We represented Kraton Performance Polymers, Inc. in the global due diligence and merger control issues in connection with the acquisition of all of the capital stock of privately held Arizona Chemical Holdings Corporation for a cash purchase price of US$1.37 billion. The seller was AZC Holding Company LLC, which is principally owned by investment funds managed by American Securities LLC. Arizona Chemical is a leading global producer of high-value performance products and specialty chemicals derived from non-hydrocarbon, renewable raw materials, and its end-use market exposure is highly complementary with that of Kraton.
Latin American chemicals company
We represented a Latin American chemicals company in an ICC arbitration arising out of the sale of a business pursuant to a New York law-governed share purchase agreement concerning representations, warranties and indemnities.
Large chemical manufacturer
We represented a large chemicals manufacturer in various litigation matters arising out of the acquisition of the US and European businesses of an Indian industrial group, including acting as co-counsel in two arbitrations sited in Delhi.

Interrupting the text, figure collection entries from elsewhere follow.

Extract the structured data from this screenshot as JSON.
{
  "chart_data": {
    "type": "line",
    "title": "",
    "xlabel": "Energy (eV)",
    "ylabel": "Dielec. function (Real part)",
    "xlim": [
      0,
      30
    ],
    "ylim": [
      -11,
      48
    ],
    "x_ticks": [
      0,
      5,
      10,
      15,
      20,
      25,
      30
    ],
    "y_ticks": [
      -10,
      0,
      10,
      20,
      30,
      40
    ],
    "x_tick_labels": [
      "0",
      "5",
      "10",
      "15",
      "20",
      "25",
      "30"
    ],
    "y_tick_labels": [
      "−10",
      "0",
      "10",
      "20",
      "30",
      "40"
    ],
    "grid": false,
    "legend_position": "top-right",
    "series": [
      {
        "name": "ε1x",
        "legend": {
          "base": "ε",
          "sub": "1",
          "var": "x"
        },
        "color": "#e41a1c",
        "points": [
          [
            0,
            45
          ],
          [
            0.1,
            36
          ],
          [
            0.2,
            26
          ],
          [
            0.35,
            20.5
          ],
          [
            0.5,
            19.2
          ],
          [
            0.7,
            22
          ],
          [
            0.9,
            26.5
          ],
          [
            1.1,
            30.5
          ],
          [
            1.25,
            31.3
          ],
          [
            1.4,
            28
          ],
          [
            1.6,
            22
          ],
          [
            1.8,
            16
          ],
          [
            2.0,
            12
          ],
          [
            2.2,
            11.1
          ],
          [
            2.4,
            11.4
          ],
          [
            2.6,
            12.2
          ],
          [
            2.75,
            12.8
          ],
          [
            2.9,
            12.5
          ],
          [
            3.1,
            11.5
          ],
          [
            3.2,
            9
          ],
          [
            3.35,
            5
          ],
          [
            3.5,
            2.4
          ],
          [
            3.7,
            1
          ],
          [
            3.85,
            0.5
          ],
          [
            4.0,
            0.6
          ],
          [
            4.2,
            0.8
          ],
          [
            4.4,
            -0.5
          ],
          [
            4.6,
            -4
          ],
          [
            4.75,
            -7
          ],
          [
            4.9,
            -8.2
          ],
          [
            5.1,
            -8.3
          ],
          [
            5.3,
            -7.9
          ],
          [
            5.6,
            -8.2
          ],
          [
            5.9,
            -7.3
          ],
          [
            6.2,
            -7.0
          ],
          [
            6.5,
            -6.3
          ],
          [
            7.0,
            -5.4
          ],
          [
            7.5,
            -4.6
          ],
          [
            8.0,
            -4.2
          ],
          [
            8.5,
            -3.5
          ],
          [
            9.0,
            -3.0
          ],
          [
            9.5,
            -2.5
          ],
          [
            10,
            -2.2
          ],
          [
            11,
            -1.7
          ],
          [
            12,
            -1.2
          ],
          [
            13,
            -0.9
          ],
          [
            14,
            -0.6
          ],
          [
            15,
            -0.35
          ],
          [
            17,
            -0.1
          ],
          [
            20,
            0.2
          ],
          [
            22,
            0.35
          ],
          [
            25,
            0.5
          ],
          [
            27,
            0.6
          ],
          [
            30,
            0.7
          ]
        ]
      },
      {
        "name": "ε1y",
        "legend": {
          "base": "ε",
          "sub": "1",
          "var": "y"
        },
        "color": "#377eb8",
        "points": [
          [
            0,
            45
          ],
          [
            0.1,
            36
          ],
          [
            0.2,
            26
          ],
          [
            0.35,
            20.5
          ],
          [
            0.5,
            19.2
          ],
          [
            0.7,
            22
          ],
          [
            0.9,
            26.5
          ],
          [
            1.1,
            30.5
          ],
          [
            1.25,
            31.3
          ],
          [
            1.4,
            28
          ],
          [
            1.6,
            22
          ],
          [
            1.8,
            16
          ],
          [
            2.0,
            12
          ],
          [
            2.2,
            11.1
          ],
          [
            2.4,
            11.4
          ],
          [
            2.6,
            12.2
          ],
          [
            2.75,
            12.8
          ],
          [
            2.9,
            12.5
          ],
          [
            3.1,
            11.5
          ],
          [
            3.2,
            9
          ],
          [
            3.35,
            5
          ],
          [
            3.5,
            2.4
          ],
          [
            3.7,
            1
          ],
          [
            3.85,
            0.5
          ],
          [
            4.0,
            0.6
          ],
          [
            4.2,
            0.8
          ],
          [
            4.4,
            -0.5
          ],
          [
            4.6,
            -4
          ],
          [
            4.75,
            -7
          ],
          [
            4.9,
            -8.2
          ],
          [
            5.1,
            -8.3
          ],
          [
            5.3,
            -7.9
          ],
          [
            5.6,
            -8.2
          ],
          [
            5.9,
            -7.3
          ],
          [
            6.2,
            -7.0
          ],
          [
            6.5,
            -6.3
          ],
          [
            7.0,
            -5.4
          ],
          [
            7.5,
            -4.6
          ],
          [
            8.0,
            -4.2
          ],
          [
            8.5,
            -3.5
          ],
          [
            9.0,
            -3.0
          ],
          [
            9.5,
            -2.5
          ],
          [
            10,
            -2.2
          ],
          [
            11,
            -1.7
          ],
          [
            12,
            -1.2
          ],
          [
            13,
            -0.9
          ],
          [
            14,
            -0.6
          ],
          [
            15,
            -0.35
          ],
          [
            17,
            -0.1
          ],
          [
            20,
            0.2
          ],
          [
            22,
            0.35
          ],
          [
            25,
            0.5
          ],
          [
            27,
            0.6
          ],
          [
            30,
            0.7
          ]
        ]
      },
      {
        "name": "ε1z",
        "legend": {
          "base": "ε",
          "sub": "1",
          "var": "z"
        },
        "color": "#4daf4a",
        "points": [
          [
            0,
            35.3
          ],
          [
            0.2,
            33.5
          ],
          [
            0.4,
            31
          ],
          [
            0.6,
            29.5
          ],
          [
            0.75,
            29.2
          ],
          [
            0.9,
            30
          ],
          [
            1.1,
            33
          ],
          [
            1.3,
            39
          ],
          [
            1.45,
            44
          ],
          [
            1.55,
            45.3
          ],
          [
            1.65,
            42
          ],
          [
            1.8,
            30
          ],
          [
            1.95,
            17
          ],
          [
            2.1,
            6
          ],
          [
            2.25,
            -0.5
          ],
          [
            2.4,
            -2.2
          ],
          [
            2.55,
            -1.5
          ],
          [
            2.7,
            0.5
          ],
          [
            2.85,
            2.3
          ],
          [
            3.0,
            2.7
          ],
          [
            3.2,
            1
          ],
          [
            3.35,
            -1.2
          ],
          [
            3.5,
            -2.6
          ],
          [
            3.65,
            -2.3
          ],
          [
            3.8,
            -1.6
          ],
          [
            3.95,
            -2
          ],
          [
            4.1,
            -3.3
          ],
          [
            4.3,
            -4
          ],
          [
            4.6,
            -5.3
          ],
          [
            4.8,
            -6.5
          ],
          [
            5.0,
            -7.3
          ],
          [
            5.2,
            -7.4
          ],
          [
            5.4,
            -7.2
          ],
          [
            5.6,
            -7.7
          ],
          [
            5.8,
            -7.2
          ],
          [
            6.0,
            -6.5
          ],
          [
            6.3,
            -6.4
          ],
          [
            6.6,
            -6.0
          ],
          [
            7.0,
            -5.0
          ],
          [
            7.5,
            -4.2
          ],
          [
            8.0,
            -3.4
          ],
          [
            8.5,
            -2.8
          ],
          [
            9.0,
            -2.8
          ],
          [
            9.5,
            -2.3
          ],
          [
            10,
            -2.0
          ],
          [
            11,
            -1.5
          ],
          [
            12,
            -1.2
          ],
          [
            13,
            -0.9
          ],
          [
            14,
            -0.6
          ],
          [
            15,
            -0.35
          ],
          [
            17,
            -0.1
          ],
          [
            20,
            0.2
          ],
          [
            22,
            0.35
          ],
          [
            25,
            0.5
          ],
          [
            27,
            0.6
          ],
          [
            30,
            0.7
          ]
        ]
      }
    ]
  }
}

Global chemicals manufacturer
We represented a leading global manufacturer of various chemicals in compliance with the REACH Regulation, as well as other chemicals regulations around the world. Our work on this matter requires experience in other legal practices such as trade, antitrust, IP and national contract laws and our advice includes assistance with the development of internal, strategies to ensure compliance with REACH, drafting of cooperation agreements and contractual arrangements with clients, suppliers or other SIEF participants, and assistance on various issues related to the participation in a SIEF (data-sharing and cost-sharing issues, competition law issues and protection of CBI).